Untung saja tangan gue cekatan dengan berpegangan pada daun pintu, jika tidak dorongan kuat dari tangan Tania ini bisa bikin kepala gue kejedot tembok. Sebelum gue berhasil mengatasi limbung, tiba-tiba saja dia sudah mencecar gue dengan ciumannya sampai gue enggak bisa nafas. Sejujurnya, gue terkejut mendapatkan perlakuan seperti ini dari Tania. Padahal saat sadar, dia enggak sudi menatap mata gue, lah ini malah nyosor begitu aja.
“Please…kendalikan diri lo, atau lo bakal nyesel seumur hidup!” gue ngejauhin tubuhnya yang sudah menghimpit badan gue. Gue gendong, lantas segera gue turunkan di atas Kasur. Soalnya Adik kecil gue mulai terbangun ketika dia semakin liar dengan ciumannya. Bagaimanapun juga gue laki-laki normal. Gue punya batasan dalam menahan diri, terutama untuk hal satu ini.
“Tolongin…panas…..!!!” tanpa kembali berfikir, dia mulai membuka resleting dressnya dengan mudah. Menampilkan tubuh sexy-nya yang kini hanya terbalut daleman dengan warna senada.
Gue menarik nafas panjang. Mencoba menetralkan sesak yang mulai menggerogoti dada gue, sementara adik kecil gue semakin liar tak terkendali. Bagaimanapun juga, gue enggak boleh menuruti apa yang adik gue mau, karena besok pagi gue pasti bakal dibunuh sama Tania, dan lebih parahnya gue pasti bakalan dilaporin polisi dengan alasan sudah memperkosa dia.
“Tania..please…stop!” gue menarik selimut dari bawah badan Tania, lantas segera menutupi tubuhnya sampai sebatas leher. Bodo amat kalau dia gelagapan. Mending dia yang gelagapan daripada adek gue yang minta dituntaskan.
“Panaaaas……!” bukannya menerima selimut itu, dia malah kembali menyingkapnya.
Apa cuma itu sih yang bisa dia ucapkan di saat seperti ini? dia udah mirip cacing kepanasan, gelinjatan enggak beraturan.

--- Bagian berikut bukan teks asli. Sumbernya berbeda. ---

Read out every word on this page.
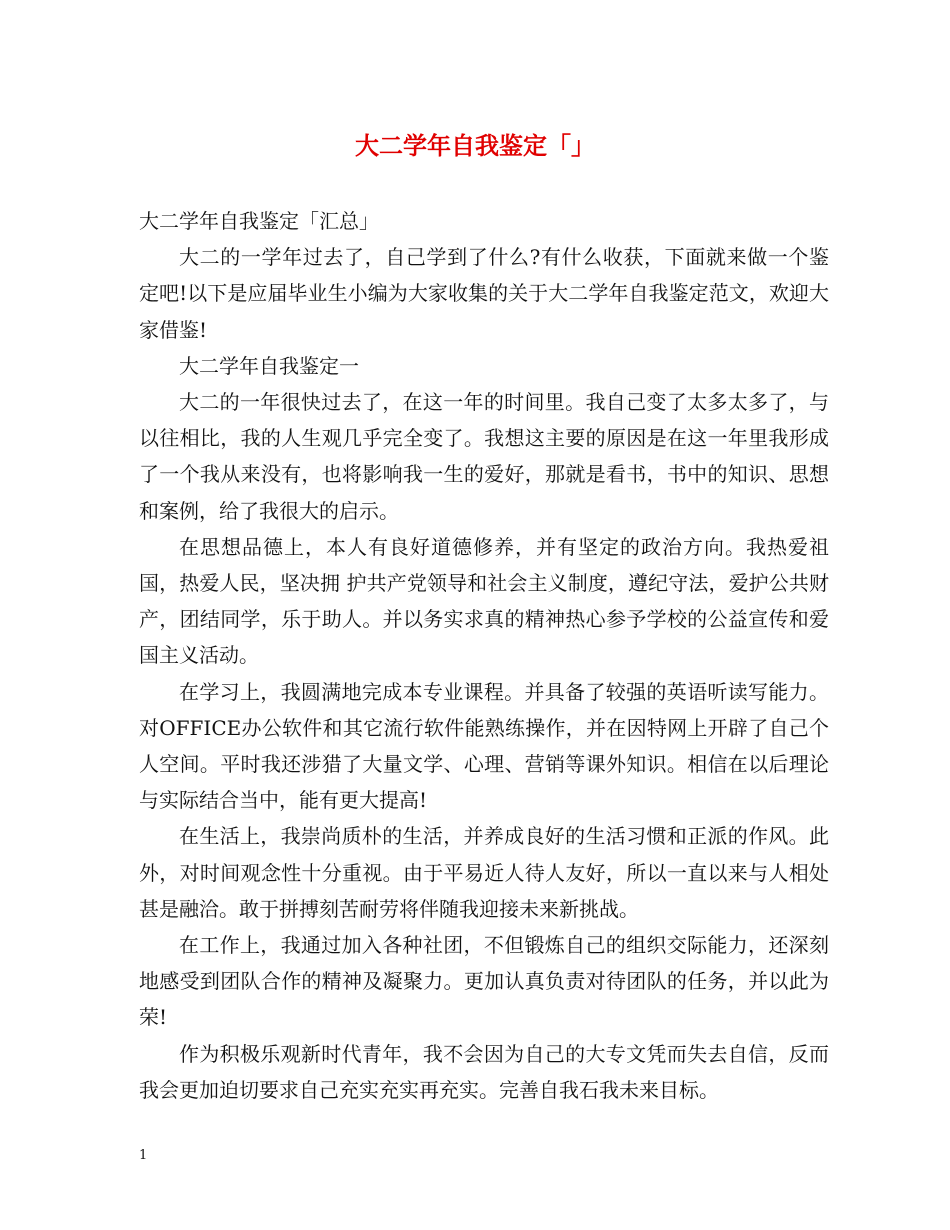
大二学年自我鉴定「」

大二学年自我鉴定「汇总」

大二的一学年过去了，自己学到了什么?有什么收获，下面就来做一个鉴定吧!以下是应届毕业生小编为大家收集的关于大二学年自我鉴定范文，欢迎大家借鉴!

大二学年自我鉴定一

大二的一年很快过去了，在这一年的时间里。我自己变了太多太多了，与以往相比，我的人生观几乎完全变了。我想这主要的原因是在这一年里我形成了一个我从来没有，也将影响我一生的爱好，那就是看书，书中的知识、思想和案例，给了我很大的启示。

在思想品德上，本人有良好道德修养，并有坚定的政治方向。我热爱祖国，热爱人民，坚决拥 护共产党领导和社会主义制度，遵纪守法，爱护公共财产，团结同学，乐于助人。并以务实求真的精神热心参予学校的公益宣传和爱国主义活动。

在学习上，我圆满地完成本专业课程。并具备了较强的英语听读写能力。对OFFICE办公软件和其它流行软件能熟练操作，并在因特网上开辟了自己个人空间。平时我还涉猎了大量文学、心理、营销等课外知识。相信在以后理论与实际结合当中，能有更大提高!

在生活上，我崇尚质朴的生活，并养成良好的生活习惯和正派的作风。此外，对时间观念性十分重视。由于平易近人待人友好，所以一直以来与人相处甚是融洽。敢于拼搏刻苦耐劳将伴随我迎接未来新挑战。

在工作上，我通过加入各种社团，不但锻炼自己的组织交际能力，还深刻地感受到团队合作的精神及凝聚力。更加认真负责对待团队的任务，并以此为荣!

作为积极乐观新时代青年，我不会因为自己的大专文凭而失去自信，反而我会更加迫切要求自己充实充实再充实。完善自我石我未来目标。

1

“Lo emang mau gue perkosa, ha?” gue naik ke atas Kasur. Lantas bermaksud kembali menggulung badan ramping itu dengan selimut agar dia tidak kemana-mana.

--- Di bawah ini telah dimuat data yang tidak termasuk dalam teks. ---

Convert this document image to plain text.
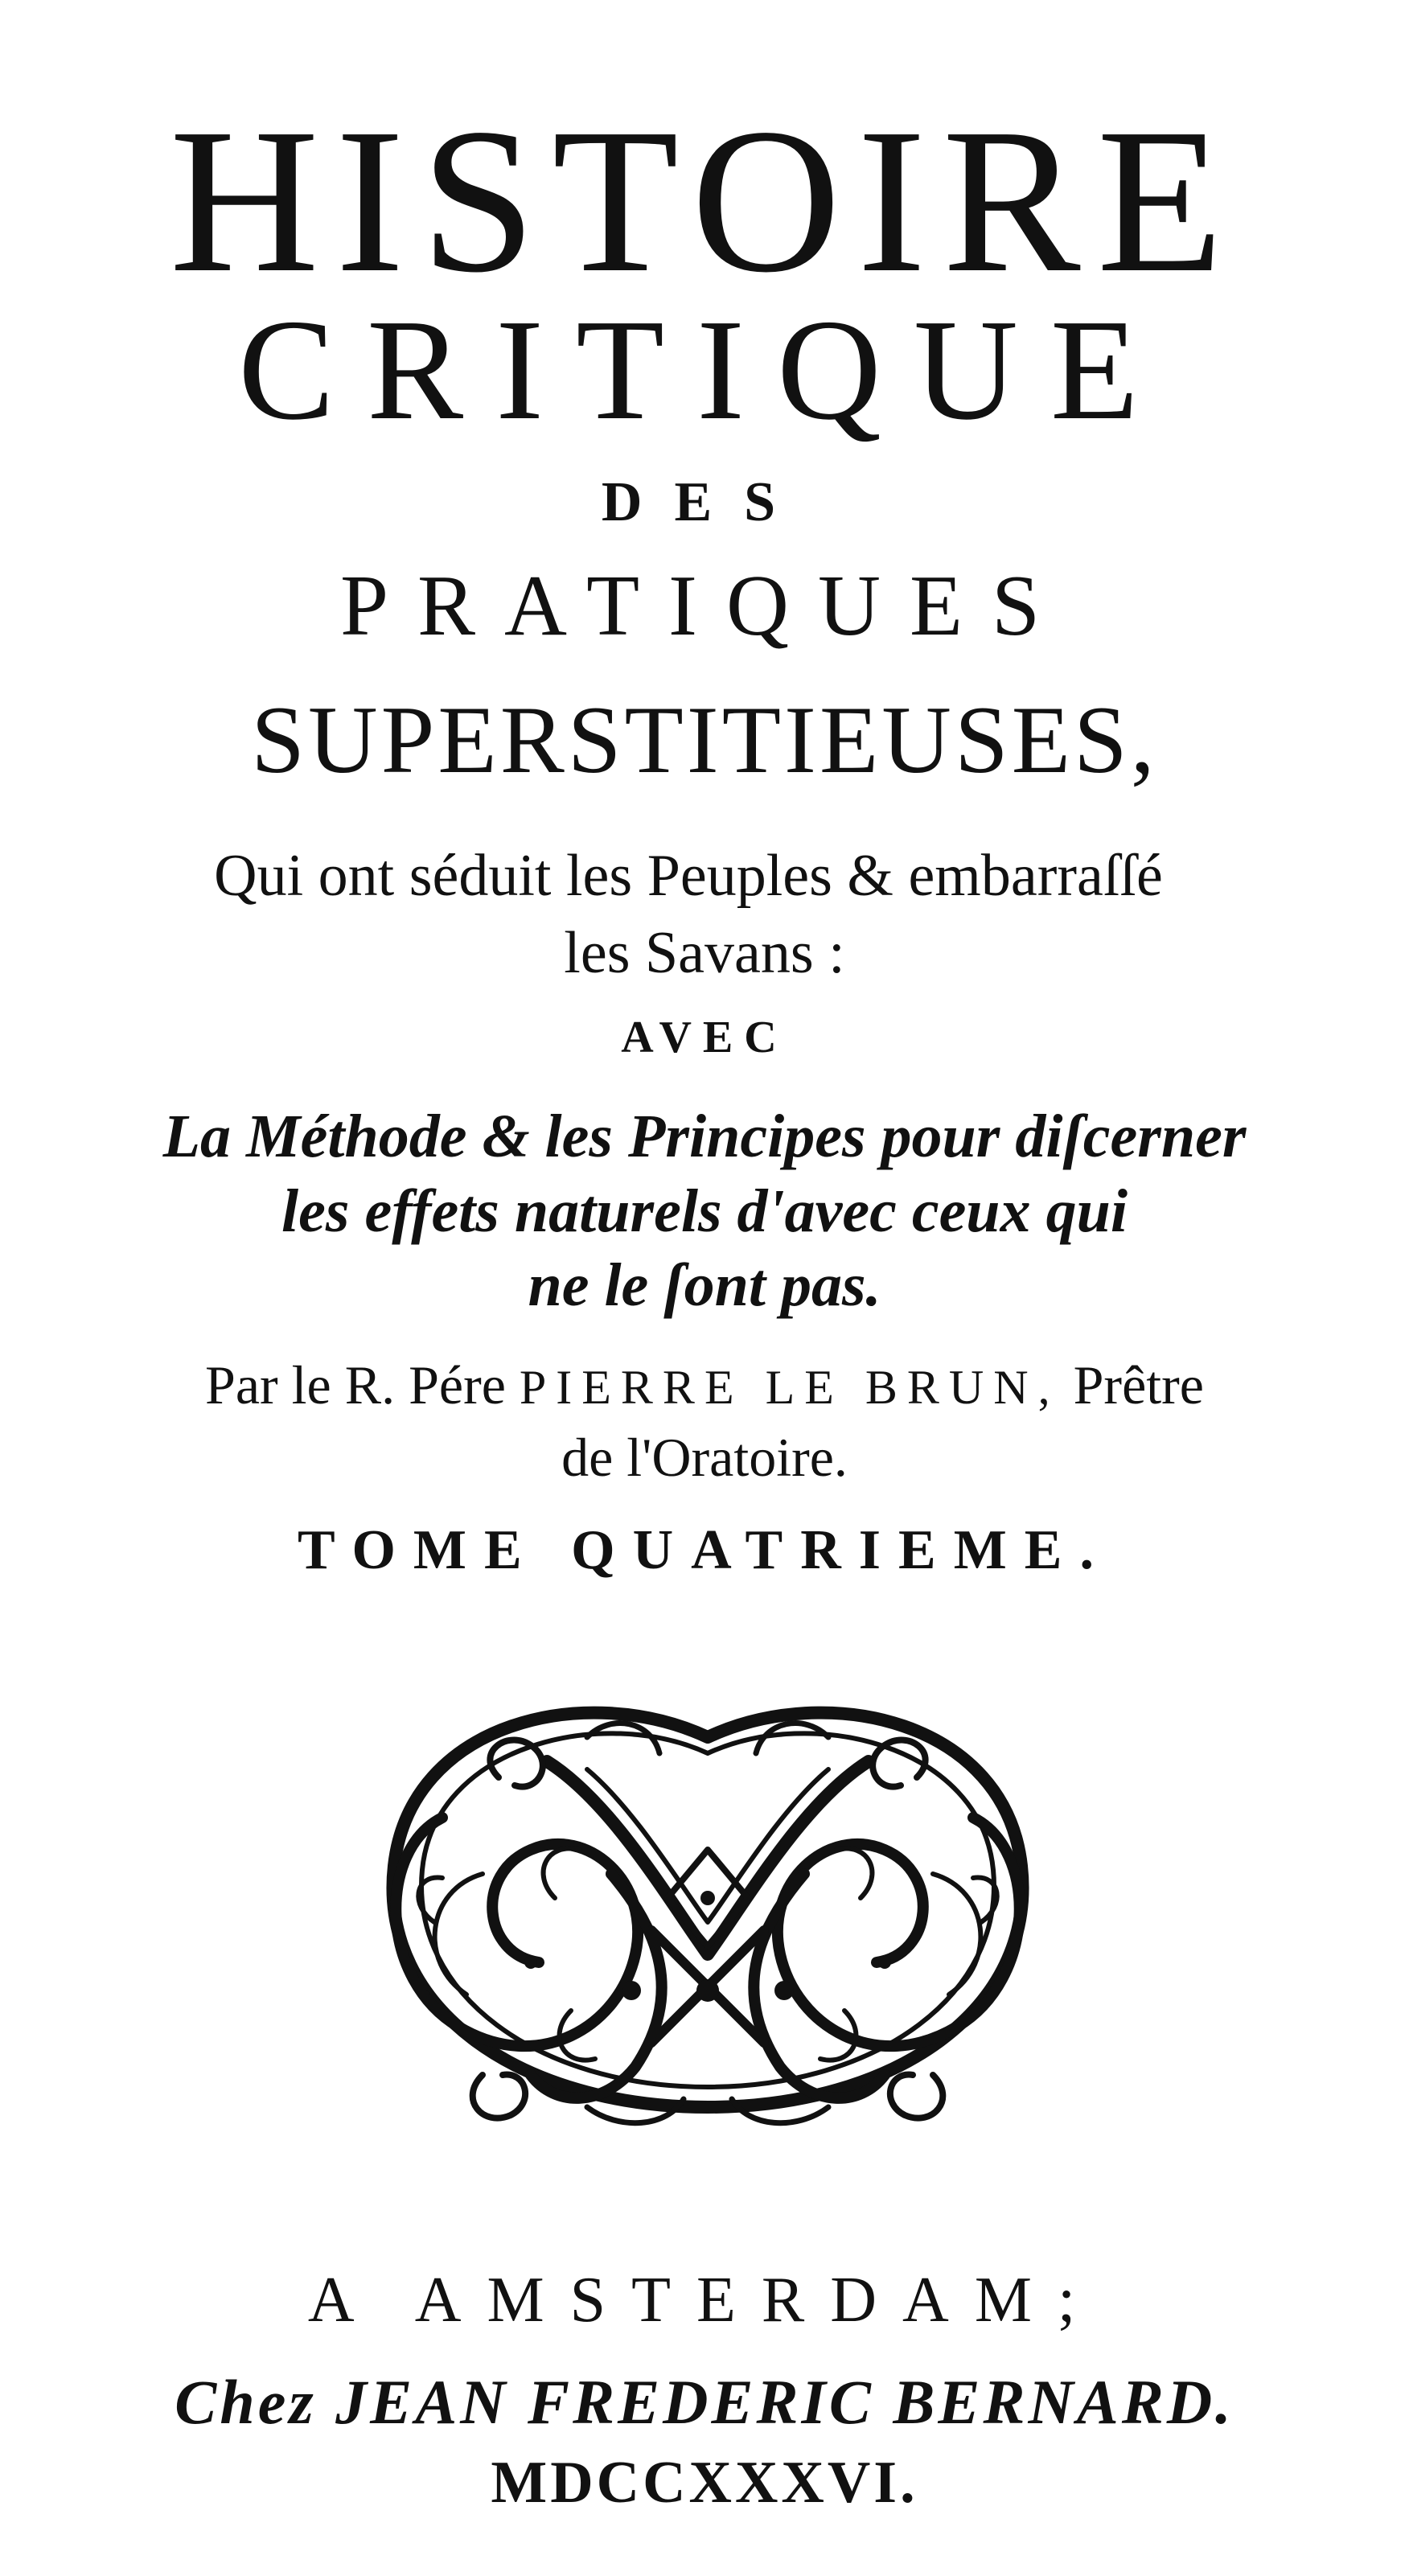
HISTOIRE
CRITIQUE
DES
PRATIQUES
SUPERSTITIEUSES,
Qui ont séduit les Peuples & embarraſſé
les Savans :
AVEC
La Méthode & les Principes pour diſcerner
les effets naturels d'avec ceux qui
ne le ſont pas.
Par le R. Pére PIERRE LE BRUN, Prêtre
de l'Oratoire.
TOME QUATRIEME.
A AMSTERDAM;
Chez JEAN FREDERIC BERNARD.
MDCCXXXVI.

Namun sial, dia berhasil menarik lengan gue sampi gue terjatuh, dan kini dia berada tepat di atas gue.
Glek.
Gue menelan saliva dengan susah payah. Bagaimanapun juga Tania terlalu sayang untuk dilewatkan. Badannya yang serba singset karena sering nge-gym memberikan kenyamanan tersendiri bagi gue ketika tubuhnya menempel di tubuh gue. dada dan bokongnya yang berlekuk indah membuat tangan gue gatal ingin meremasnya.
“Puasin gue….” Desisnya di depan telinga gue.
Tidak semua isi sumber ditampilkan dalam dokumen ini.